It's back on again.... sort of! Some people turned up this morning and started stuffing fabric cyclindrical tubes into the water and stuffing them with something yellow. This went on 4 about 2 hours...


























On goes the generator, and the heavens opened. I popped out for a few hours, came back and found they have managed to raise the boat by about a foot. there's lots of shouting going on, but apart form that the rain keep stopping them...










I had to chuckle though when the bloke in the yellow wetsuit reached over from his raft a bit too far, and fell in!


----------



## Wondermikie (Apr 14, 2006)

kmpowell said:


> I had to chuckle though when the bloke in the yellow wetsuit reached over from his raft a bit too far, and fell in!

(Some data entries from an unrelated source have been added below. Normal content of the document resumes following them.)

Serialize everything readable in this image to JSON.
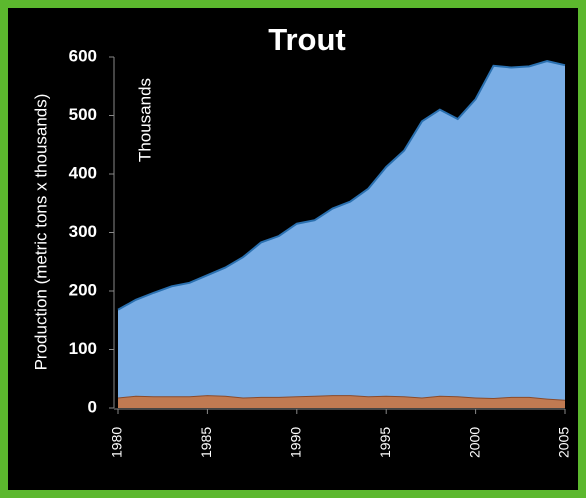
{
  "chart_data": {
    "type": "stacked_area",
    "title": "Trout",
    "y_label": "Production (metric tons x thousands)",
    "annotation": "Thousands",
    "x": [
      1980,
      1981,
      1982,
      1983,
      1984,
      1985,
      1986,
      1987,
      1988,
      1989,
      1990,
      1991,
      1992,
      1993,
      1994,
      1995,
      1996,
      1997,
      1998,
      1999,
      2000,
      2001,
      2002,
      2003,
      2004,
      2005
    ],
    "series": [
      {
        "color": "#c07a52",
        "values": [
          18,
          21,
          20,
          20,
          20,
          22,
          21,
          18,
          19,
          19,
          20,
          21,
          22,
          22,
          20,
          21,
          20,
          18,
          21,
          20,
          18,
          17,
          19,
          19,
          16,
          14
        ]
      },
      {
        "color": "#7aaee6",
        "values": [
          150,
          164,
          177,
          188,
          194,
          205,
          219,
          240,
          264,
          275,
          295,
          300,
          319,
          331,
          355,
          391,
          420,
          472,
          489,
          474,
          510,
          568,
          563,
          565,
          577,
          572
        ]
      }
    ],
    "xlim": [
      1980,
      2005
    ],
    "xticks": [
      1980,
      1985,
      1990,
      1995,
      2000,
      2005
    ],
    "ylim": [
      0,
      600
    ],
    "yticks": [
      0,
      100,
      200,
      300,
      400,
      500,
      600
    ]
  }
}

 :lol: :lol: no pics, damn!

At least they're progressing, at this rate it'll be seaworthy by winter, in time to get swamped again :lol:


----------



## TommyTippee (May 31, 2007)

Bit like Fred Kanos

Keep us posted


----------



## Hark (Aug 23, 2007)

lol

Enjoying this. Other peoples misery can unfortunately be very entertaining.


----------



## T3RBO (Dec 9, 2003)

Hark said:


> lol
> Other peoples misery can unfortunately be very entertaining.


So true


----------



## El Greco (Mar 9, 2006)

Any further updates? 
Cheers
Tom


----------



## kmpowell (May 6, 2002)

El Greco said:


> Any further updates?
> Cheers
> Tom


Sorry 'fraid not - it's sat there in a complete state and nobody has even come to look at it. The geese & swans have made a right mess on the front so it's now covered in bird sh*t and various rubbish/leaves/debris has collected to the surrounding area. The worst bit of it though is when it rains/wind hard, fuel leaks from it and causes a slick shine in the surrounding water. All in all I'm starting to get annoyed with the situation i.e. the owners reluctance to get it lifted out of the water with a crane - it's now a complete eyesore and is polluting the water, so another week or so and I'll be contacting the council about it.


----------



## sniper-sam (Jan 23, 2007)

This is one of the most entertaining posts I have ever read on here, well done [smiley=thumbsup.gif]


----------



## conlechi (May 6, 2006)

looking forward to the next update


----------



## cyberdude (May 24, 2002)

Any update? Did you report it?


----------



## kmpowell (May 6, 2002)

cyberdude said:


> Did you report it?


Council weren't interested, they told me to report it to the private company that run our mooring area.I did that and was told that they are Monitoring the situation and have been in contact with the owner. :?


----------